Think about it...not only do you have a tool for crime and terrorism reduction, but anyone can learn about anything. Information could go both ways between companies and clients...prospective clients...clients they almost got but went somewhere else for some reason...companies can find out what the public wants...(this bit is a Douglas Adams point) we have one-to-one communication, and one-to-many and many-to-many (hey there, blog reader/writers)...many-to-one communication is a little rusty.

Information needs to flow freely, as a denial of access to information is and always has been a way of maintaining power over someone...even Lao Tzu stated so in The Art of War.

Once we have free flow of information, to prevent undesirable use of that information will require a rehashing of a lot of legal bumpf - harassment laws, who can use what information for what...

I'm now getting the impression that I haven't fully thought this out, even though this is probably going for the world's longest blog entry ever...

Ah well.

I'll shut up now.

The Salmon of Doubt


Well, yes.


Life has gotten between myself and my blog, and I have the feeling that it is still a bit narked for the long break as I add to it from a different location to the cosy, comfortable study on the top floor of the house in Ventnor, Isle of Wight, where the pair of us spent so much time together when I had a lot less Life to deal with than I do now.

The aforementioned Life is pretty full really.
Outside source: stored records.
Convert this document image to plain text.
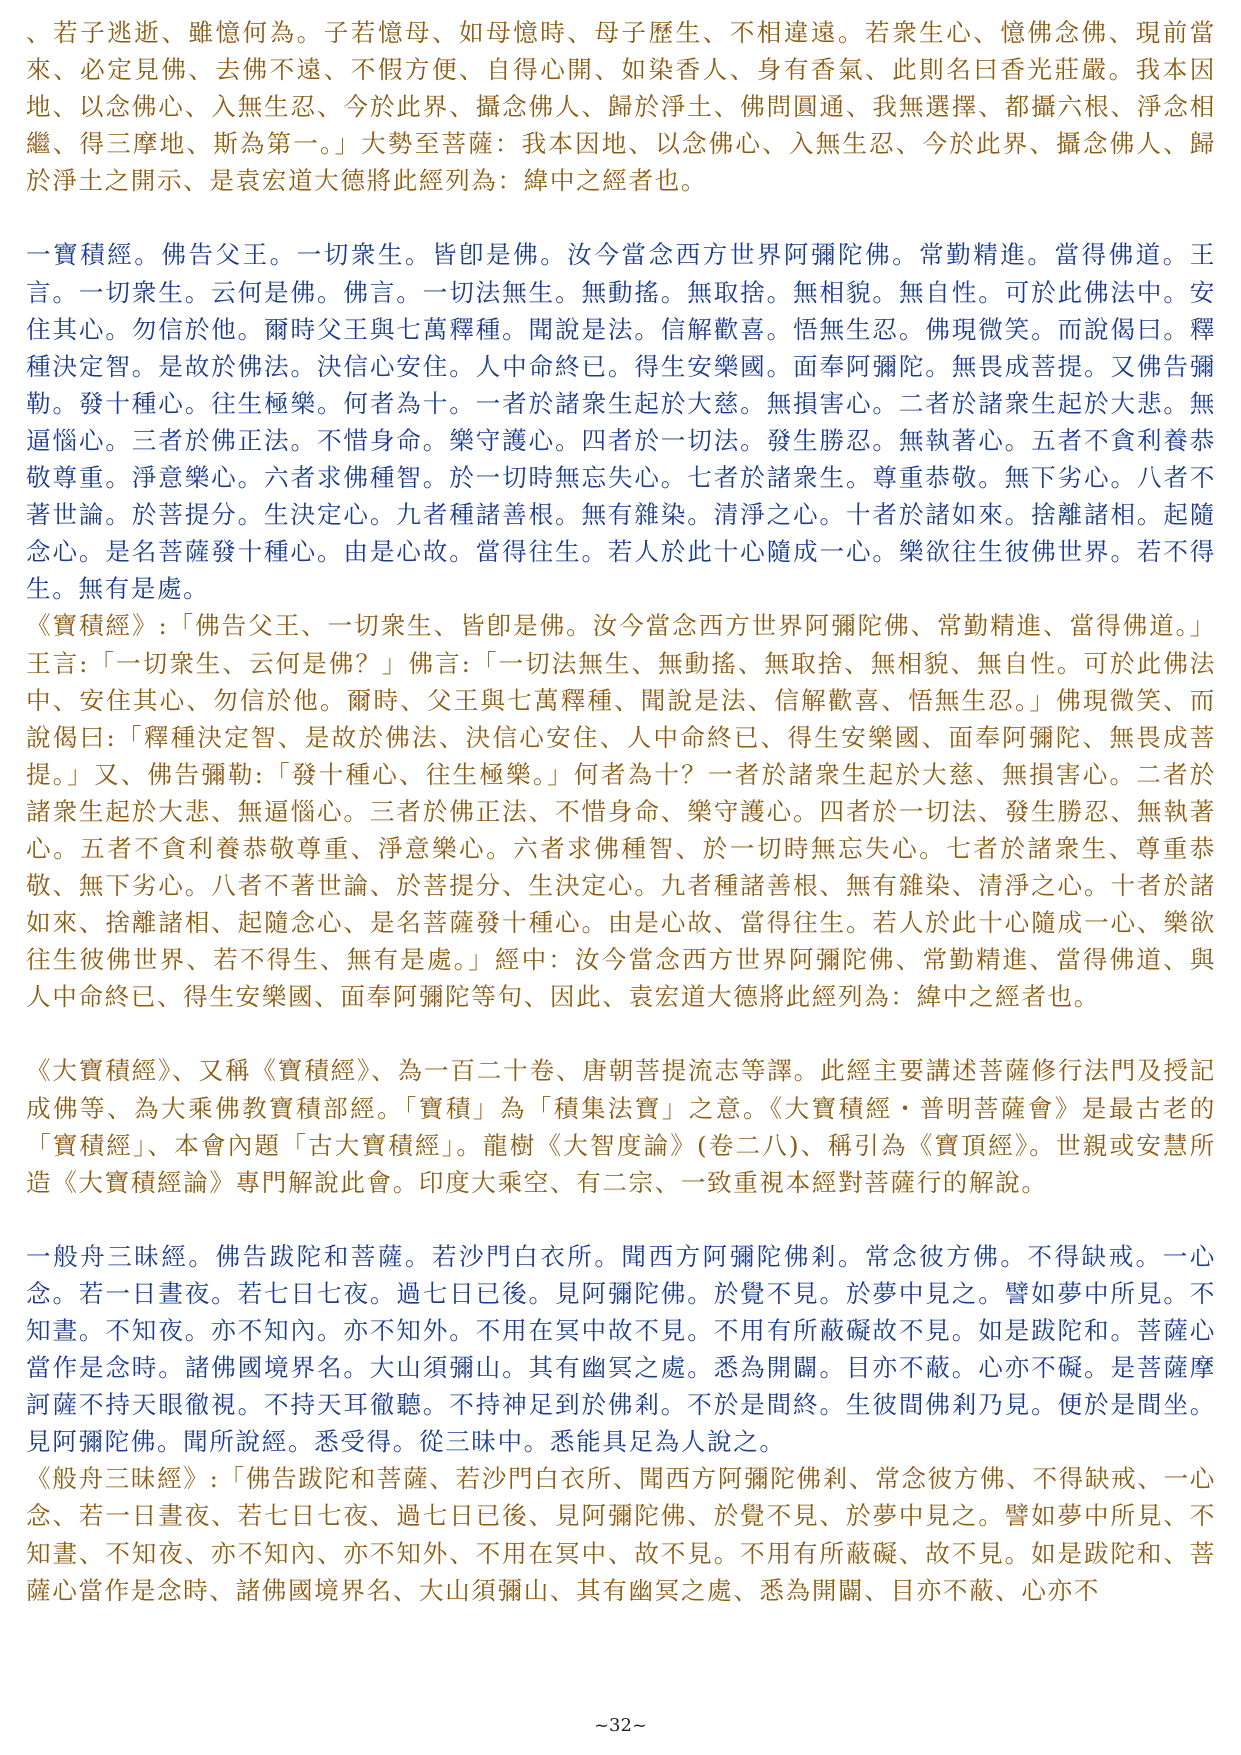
、若子逃逝、雖憶何為。子若憶母、如母憶時、母子歷生、不相違遠。若衆生心、憶佛念佛、現前當來、必定見佛、去佛不遠、不假方便、自得心開、如染香人、身有香氣、此則名曰香光莊嚴。我本因地、以念佛心、入無生忍、今於此界、攝念佛人、歸於淨土、佛問圓通、我無選擇、都攝六根、淨念相繼、得三摩地、斯為第一。」大勢至菩薩：我本因地、以念佛心、入無生忍、今於此界、攝念佛人、歸於淨土之開示、是袁宏道大德將此經列為：緯中之經者也。

一寶積經。佛告父王。一切衆生。皆卽是佛。汝今當念西方世界阿彌陀佛。常勤精進。當得佛道。王言。一切衆生。云何是佛。佛言。一切法無生。無動搖。無取捨。無相貌。無自性。可於此佛法中。安住其心。勿信於他。爾時父王與七萬釋種。聞說是法。信解歡喜。悟無生忍。佛現微笑。而說偈曰。釋種決定智。是故於佛法。決信心安住。人中命終已。得生安樂國。面奉阿彌陀。無畏成菩提。又佛告彌勒。發十種心。往生極樂。何者為十。一者於諸衆生起於大慈。無損害心。二者於諸衆生起於大悲。無逼惱心。三者於佛正法。不惜身命。樂守護心。四者於一切法。發生勝忍。無執著心。五者不貪利養恭敬尊重。淨意樂心。六者求佛種智。於一切時無忘失心。七者於諸衆生。尊重恭敬。無下劣心。八者不著世論。於菩提分。生決定心。九者種諸善根。無有雜染。清淨之心。十者於諸如來。捨離諸相。起隨念心。是名菩薩發十種心。由是心故。當得往生。若人於此十心隨成一心。樂欲往生彼佛世界。若不得生。無有是處。

《寶積經》:「佛告父王、一切衆生、皆卽是佛。汝今當念西方世界阿彌陀佛、常勤精進、當得佛道。」王言:「一切衆生、云何是佛？」佛言:「一切法無生、無動搖、無取捨、無相貌、無自性。可於此佛法中、安住其心、勿信於他。爾時、父王與七萬釋種、聞說是法、信解歡喜、悟無生忍。」佛現微笑、而說偈曰:「釋種決定智、是故於佛法、決信心安住、人中命終已、得生安樂國、面奉阿彌陀、無畏成菩提。」又、佛告彌勒:「發十種心、往生極樂。」何者為十？一者於諸衆生起於大慈、無損害心。二者於諸衆生起於大悲、無逼惱心。三者於佛正法、不惜身命、樂守護心。四者於一切法、發生勝忍、無執著心。五者不貪利養恭敬尊重、淨意樂心。六者求佛種智、於一切時無忘失心。七者於諸衆生、尊重恭敬、無下劣心。八者不著世論、於菩提分、生決定心。九者種諸善根、無有雜染、清淨之心。十者於諸如來、捨離諸相、起隨念心、是名菩薩發十種心。由是心故、當得往生。若人於此十心隨成一心、樂欲往生彼佛世界、若不得生、無有是處。」經中：汝今當念西方世界阿彌陀佛、常勤精進、當得佛道、與人中命終已、得生安樂國、面奉阿彌陀等句、因此、袁宏道大德將此經列為：緯中之經者也。

《大寶積經》、又稱《寶積經》、為一百二十卷、唐朝菩提流志等譯。此經主要講述菩薩修行法門及授記成佛等、為大乘佛教寶積部經。「寶積」為「積集法寶」之意。《大寶積經・普明菩薩會》是最古老的「寶積經」、本會內題「古大寶積經」。龍樹《大智度論》(卷二八)、稱引為《寶頂經》。世親或安慧所造《大寶積經論》專門解說此會。印度大乘空、有二宗、一致重視本經對菩薩行的解說。

一般舟三昧經。佛告跋陀和菩薩。若沙門白衣所。聞西方阿彌陀佛剎。常念彼方佛。不得缺戒。一心念。若一日晝夜。若七日七夜。過七日已後。見阿彌陀佛。於覺不見。於夢中見之。譬如夢中所見。不知晝。不知夜。亦不知內。亦不知外。不用在冥中故不見。不用有所蔽礙故不見。如是跋陀和。菩薩心當作是念時。諸佛國境界名。大山須彌山。其有幽冥之處。悉為開闢。目亦不蔽。心亦不礙。是菩薩摩訶薩不持天眼徹視。不持天耳徹聽。不持神足到於佛剎。不於是間終。生彼間佛剎乃見。便於是間坐。見阿彌陀佛。聞所說經。悉受得。從三昧中。悉能具足為人說之。

《般舟三昧經》:「佛告跋陀和菩薩、若沙門白衣所、聞西方阿彌陀佛剎、常念彼方佛、不得缺戒、一心念、若一日晝夜、若七日七夜、過七日已後、見阿彌陀佛、於覺不見、於夢中見之。譬如夢中所見、不知晝、不知夜、亦不知內、亦不知外、不用在冥中、故不見。不用有所蔽礙、故不見。如是跋陀和、菩薩心當作是念時、諸佛國境界名、大山須彌山、其有幽冥之處、悉為開闢、目亦不蔽、心亦不

~32~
I have been living a 'Graduate Engineer Experience' that someone must have thoughtfully bought from Boots.
Everything seems to have arrived ready-established and set up, from the Internationally diverse four-way houseshare where English is a language in a distinct minority, to my Mr. MacGregor-like status with next door's kids ("What are you doing in my pond?") to the job itself, which is pretty good, if, at times, I'm not a hundred percent sure what I'm meant to be doing, or, what's more, what I'm actually doing even if I am doing it at the time.


The end of the lunch hour.

Been reading the posthumous Douglas Adams book, 'The Salmon of Doubt', hence the title. Bittersweet emotions, as the book (I'm reading it for the second time since buying it at the weekend) is hilarious in places, but it is a posthumous book, and there are a fair few heart-rending tributes.

All time is an illusion - lunchtime doubly so.

I have to go back to the office now.